Staff scientist, Chemotherapy-Fermentation Lab, NCI Frederick
The BIA was used to screen fermentation broths for DNA damaging activity, as putative new cancer chemotherapeutic agents (Elespuru and White, 1983) supported by the Natural Products Branch of the NCI. I used 243 mm x243 mm bioassay plates - petri dishes with a layer of top agar containing BIA strain BR 513 - to spot 100 fermentation broths in a 10 by 10 grid. This might be considered one of the most boring, mundane lab jobs imaginable. Fermentation broths yielding colored spots, with DNA damaging agents present, were further characterized by chemists to isolate the active principle in the broth and determine if it was a new, undiscovered agent. There were usually many colored spots on the plate, with characteristics indicating a rough dose-response in each spot (a ring was a high dose with a toxic center).

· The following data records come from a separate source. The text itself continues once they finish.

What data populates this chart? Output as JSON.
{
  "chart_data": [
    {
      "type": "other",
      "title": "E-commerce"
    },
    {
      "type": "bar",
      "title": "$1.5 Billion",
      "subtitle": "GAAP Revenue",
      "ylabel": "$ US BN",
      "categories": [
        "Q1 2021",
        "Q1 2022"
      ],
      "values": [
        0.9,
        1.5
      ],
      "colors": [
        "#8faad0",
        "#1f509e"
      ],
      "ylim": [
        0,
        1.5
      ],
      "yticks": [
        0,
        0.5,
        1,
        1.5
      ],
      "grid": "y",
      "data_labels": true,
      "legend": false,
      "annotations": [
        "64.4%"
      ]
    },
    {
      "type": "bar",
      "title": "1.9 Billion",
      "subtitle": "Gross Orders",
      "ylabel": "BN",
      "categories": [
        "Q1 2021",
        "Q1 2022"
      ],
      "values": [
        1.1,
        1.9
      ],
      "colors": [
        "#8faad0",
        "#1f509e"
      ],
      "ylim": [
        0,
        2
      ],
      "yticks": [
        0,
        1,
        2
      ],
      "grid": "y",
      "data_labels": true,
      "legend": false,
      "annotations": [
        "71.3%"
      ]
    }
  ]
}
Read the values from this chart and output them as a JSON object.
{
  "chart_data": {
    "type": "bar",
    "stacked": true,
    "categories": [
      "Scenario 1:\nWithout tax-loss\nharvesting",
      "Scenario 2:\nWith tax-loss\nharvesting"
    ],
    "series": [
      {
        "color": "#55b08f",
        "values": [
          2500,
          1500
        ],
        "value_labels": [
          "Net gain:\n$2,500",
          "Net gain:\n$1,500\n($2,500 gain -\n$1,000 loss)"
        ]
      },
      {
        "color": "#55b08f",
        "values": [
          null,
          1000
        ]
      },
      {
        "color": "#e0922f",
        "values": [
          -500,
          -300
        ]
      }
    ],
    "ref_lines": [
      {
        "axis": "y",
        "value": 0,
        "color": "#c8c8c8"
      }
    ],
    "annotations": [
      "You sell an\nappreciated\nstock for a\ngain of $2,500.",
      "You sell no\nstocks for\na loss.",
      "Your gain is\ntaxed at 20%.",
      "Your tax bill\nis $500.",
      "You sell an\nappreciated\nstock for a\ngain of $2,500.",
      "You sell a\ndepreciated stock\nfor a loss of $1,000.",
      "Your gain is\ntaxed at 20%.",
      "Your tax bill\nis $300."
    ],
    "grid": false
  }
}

One such spot was processed by the chemists and fraction samples provided in order to follow the active principle. But I found nothing active in any of the samples. The same result ensued with subsequent samples. As our project was closed down, I had moved to a different lab where these tests were performed. After a year had elapsed, it finally occurred to me that the lighting conditions were different in the new lab. Thus, I re-tested some samples under the yellow light conditions in the new lab, as well as under ordinary white lights. Eureka! That produced an all or nothing result with nothing under the yellow lights. We had discovered a photoactive DNA damaging agent. It turned out to have been discovered in multiple labs (with different names), but no one knew it was activated by ambient lighting.